Most sites often have their name in the header or footer.

What algorithm can be used to find duplicate values and try to extract title data from them?

For example, there is an address

http://habrahabr.ru/

You need to find the name of the organization. The manual algorithm is as follows. We look at the header, look at the footer, if we don’t find it, go to the contact page or about the site

The result will be the name: Habrahabr Company "TM"

How to get such data without going to the site manually?

I would like to understand the algorithm

Answer the question

In order to leave comments, you need to log in

7 answer(s)

Andrey Belov, 2013-11-14
@leotop

I'd probably try highlighting the pagination first. That is, take several pages of the site and determine the repeating text on them. And then empirically select the rules for parsing the resulting. For example, often the name of the company comes after or before ©, often it is mentioned in the title, often it is preceded by the words "company", "LLC", etc.

Kirill Firsov, 2013-11-14
@Isis

For example, using regular expressions.

vacuumn, 2013-11-14
@vacuumn

You need to parse HTML, but don't do it through regular expressions. Every time you parse HTML with regular expressions, one developer dies in the world.

For Habr, for example, the footer is easy to find, it has a logical id:

<div id="footer">

Дальше ты берешь весь текст из футера и ищешь там название компании и ссылки на страницу "Контакты". 

У других сайтов футер или хедер найти будет тяжелее. Нужно будет проанализировать несколько десятков сайтов и составить список правил, по котором можно будет легко найти в коде страницы блоки с нужными елементами.</div>

ChemAli, 2013-11-14
@ChemAli

There is no single algorithm, since there is no single standard for describing organizations on websites.

In order not to switch manually, you need to switch programmatically. For this, universal parser programs are written (or used).

If you write yourself, then the algorithm will need to be multi-step and multi-variant.

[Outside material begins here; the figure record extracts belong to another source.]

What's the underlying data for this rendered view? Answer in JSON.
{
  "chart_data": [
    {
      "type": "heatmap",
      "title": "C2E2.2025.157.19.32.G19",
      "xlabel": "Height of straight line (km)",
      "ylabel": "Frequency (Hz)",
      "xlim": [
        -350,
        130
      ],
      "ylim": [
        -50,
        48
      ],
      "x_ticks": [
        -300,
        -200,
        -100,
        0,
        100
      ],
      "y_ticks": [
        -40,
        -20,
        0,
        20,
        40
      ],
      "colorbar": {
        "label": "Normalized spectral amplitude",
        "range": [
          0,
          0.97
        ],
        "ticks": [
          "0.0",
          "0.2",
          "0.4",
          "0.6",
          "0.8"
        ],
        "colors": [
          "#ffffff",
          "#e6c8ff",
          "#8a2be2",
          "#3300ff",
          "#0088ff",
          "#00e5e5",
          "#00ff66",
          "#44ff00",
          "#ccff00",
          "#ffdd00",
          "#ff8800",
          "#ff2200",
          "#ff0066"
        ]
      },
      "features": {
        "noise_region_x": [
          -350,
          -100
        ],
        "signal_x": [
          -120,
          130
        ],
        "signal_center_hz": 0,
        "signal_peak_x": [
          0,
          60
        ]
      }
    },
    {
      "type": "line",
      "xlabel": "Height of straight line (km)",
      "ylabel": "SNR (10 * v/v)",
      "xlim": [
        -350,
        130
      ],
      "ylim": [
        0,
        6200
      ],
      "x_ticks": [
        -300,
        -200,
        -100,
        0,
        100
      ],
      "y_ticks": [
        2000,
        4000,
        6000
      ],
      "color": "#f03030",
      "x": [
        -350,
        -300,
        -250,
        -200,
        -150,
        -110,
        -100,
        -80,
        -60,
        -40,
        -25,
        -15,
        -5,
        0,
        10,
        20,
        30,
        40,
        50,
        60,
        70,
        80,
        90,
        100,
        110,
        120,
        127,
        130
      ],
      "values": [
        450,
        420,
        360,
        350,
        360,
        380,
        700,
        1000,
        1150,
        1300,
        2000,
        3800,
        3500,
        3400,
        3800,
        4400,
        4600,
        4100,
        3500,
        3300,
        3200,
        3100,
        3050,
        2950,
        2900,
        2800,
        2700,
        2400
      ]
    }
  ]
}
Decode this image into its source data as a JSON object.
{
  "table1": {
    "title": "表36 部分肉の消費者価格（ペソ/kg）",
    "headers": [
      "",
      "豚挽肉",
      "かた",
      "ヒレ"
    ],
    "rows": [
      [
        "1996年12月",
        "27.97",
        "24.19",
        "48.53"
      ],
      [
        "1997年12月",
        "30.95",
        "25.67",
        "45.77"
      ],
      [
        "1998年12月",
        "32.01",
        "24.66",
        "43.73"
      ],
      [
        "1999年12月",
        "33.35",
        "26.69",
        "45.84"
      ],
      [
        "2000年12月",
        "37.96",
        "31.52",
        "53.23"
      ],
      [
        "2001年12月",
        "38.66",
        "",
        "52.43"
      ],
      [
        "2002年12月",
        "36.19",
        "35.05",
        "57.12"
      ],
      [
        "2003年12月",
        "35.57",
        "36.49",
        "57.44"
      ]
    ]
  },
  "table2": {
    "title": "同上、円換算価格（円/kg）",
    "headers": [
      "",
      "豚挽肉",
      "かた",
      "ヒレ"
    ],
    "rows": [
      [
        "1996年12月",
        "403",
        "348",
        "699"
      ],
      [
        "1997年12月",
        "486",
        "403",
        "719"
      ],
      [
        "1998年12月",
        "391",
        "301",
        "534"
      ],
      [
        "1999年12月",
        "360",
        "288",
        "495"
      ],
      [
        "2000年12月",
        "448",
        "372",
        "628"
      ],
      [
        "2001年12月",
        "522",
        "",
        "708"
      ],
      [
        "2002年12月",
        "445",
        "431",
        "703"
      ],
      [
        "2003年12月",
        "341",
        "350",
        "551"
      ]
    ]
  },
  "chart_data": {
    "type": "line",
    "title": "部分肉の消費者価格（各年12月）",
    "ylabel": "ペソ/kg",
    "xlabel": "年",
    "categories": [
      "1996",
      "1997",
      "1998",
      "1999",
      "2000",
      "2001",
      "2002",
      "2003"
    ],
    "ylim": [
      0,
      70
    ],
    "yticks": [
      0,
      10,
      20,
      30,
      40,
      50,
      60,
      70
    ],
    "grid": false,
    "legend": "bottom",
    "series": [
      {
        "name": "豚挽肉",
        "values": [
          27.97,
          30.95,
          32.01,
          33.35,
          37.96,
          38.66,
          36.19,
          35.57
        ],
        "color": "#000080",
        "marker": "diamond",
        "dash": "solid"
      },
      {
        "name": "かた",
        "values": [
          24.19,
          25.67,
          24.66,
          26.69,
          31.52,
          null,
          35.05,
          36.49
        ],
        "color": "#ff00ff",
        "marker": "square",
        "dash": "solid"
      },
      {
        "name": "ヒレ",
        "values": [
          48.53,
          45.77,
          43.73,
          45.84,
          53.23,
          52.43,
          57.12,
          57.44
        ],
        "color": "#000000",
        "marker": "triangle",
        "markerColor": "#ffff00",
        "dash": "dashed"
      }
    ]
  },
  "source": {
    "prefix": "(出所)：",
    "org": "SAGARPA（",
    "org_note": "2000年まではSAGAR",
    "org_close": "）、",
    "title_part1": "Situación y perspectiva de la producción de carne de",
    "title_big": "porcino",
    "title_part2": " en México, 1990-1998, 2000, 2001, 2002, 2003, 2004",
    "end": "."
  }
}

In an ideal world, ideal sites have hCard markup, from which you can extract the name of the organization and other data about it, carefully provided by the site owners.

All other options should be processed manually right away, as there are too many of them :)

VeMax, 2013-11-14
@VeMax

You can also try to find, for example, an img with the logo class and see its alt or title. As an additional option for verification will go.

ChemAli, 2013-11-14
@ChemAli

The name of the project itself is meta tags (again, if filled in correctly).

You can also look at the whois of the domain - it seems that the owner's data is not closed everywhere yet.

Nikolay Eliseev, 2013-11-14
@nelis

There are a lot of questions, as well as uncertainties. And if there are several names of organizations on the page. How is your task formulated? Do you need to collect all the titles from the specified pages or do you need to establish that the site belongs to a company?